A scene from a previous year of the Peninsula Art League’s Summer Art Festival. Charlee Glock-Jackson
There will also be a display of artwork by PAL members in the lobby of Timberland Bank on Judson Street.
“We’re very excited to bring the festival back after being cancelled for two years,” PAL President Colette Smith said. “Times have been difficult and it seems that COVID isn’t done with us yet, but this is a time to appreciate and embrace the arts, because the arts promote wellness in our daily lives and bring us together as a community.”
Funds from the festival provide art scholarships for local high school graduates and for PAL members, and also support other arts events for the community.
Free shuttle service will take attendees from the medical center parking lot on Kimball Drive to the festival site.
Glass floats on display at the Summer Art Festival. Charlee Glock-Jackson.
Chalk the Harbor also takes place Saturday, July 16, on Harborview Drive. The Downtown Waterfront Alliance provides the chalk for this family-friendly event, and artistic talent is not required. Just the desire to grab a bucket of chalk and decorate the downtown sidewalks with chalk art, Sherwin said.
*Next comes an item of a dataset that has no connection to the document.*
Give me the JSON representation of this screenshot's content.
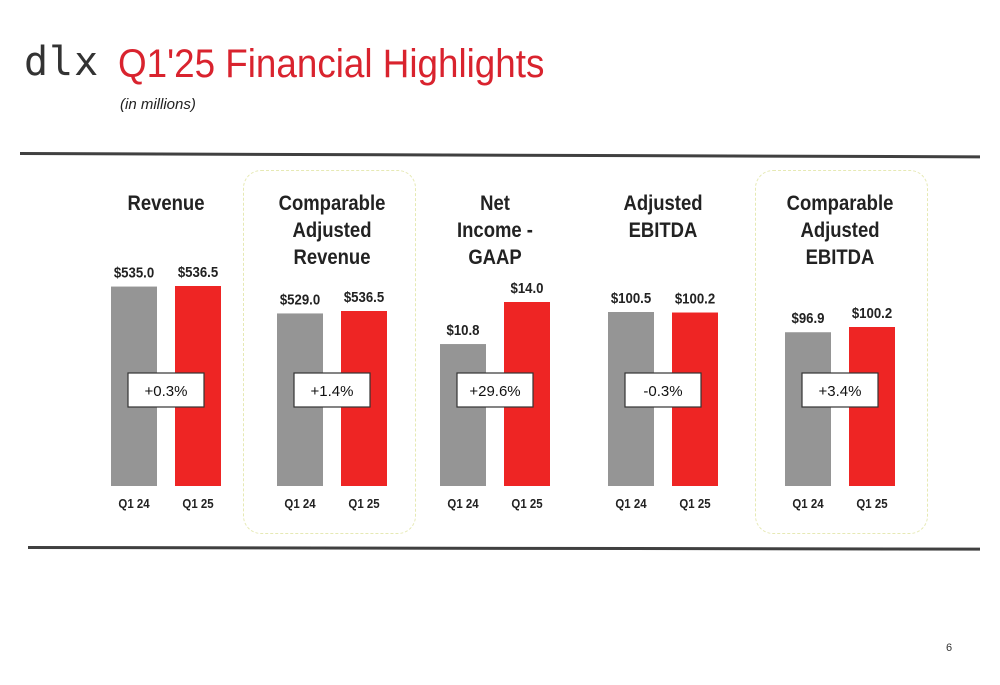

Two of Harbor History Museum’s most popular “events”– the Midway School field trips and History Rocks – are back, according to Stephanie Lile, the museum’s executive director.
The school is already booked Thursdays and Fridays for the rest of the school year. A few spots are open on other days. Midway School gives students a taste of what it was like to attend a one-room schoolhouse in the 1800s.
Students learn what it was like to attend a one-room schoolhouse at Harbor History Museum’s Midway School. Charlee Glock-Jackson
History Rocks – the museum’s big annual fundraiser, is also back – with Jr. Cadillac providing the entertainment.
“We’re hoping that the third time is a charm, as this will be the third year we’ve booked Jr. Cadillac for a concert in the museum lot. Twice we’ve had to cancel. But they’ve always said yes to coming back,” Lile said. “We’re thrilled to make their 2022 gig list and bring this incredible, legendary group of musicians to Gig Harbor for the first time … ever.”
In mid-September, the Gig Harbor Open Studio Tour returns in full force as 16 artists in Gig Harbor, Fox Island, Key Peninsula and South Kitsap open their studios to the public. Several of the studios also host guest artists. In all, 23 artists are showing their work. The self-guided tour is free.
Also in September, the Asia Pacific Cultural Center brings back ChuSeok, the Korean celebration of the Harvest Moon. The free event at Skansie Park features food, games and entertainment.
Harbor WildWatch will resume its guided beach walks this summer in collaboration with the KGI Watershed group. The schedule will be posted on the WildWatch website soon.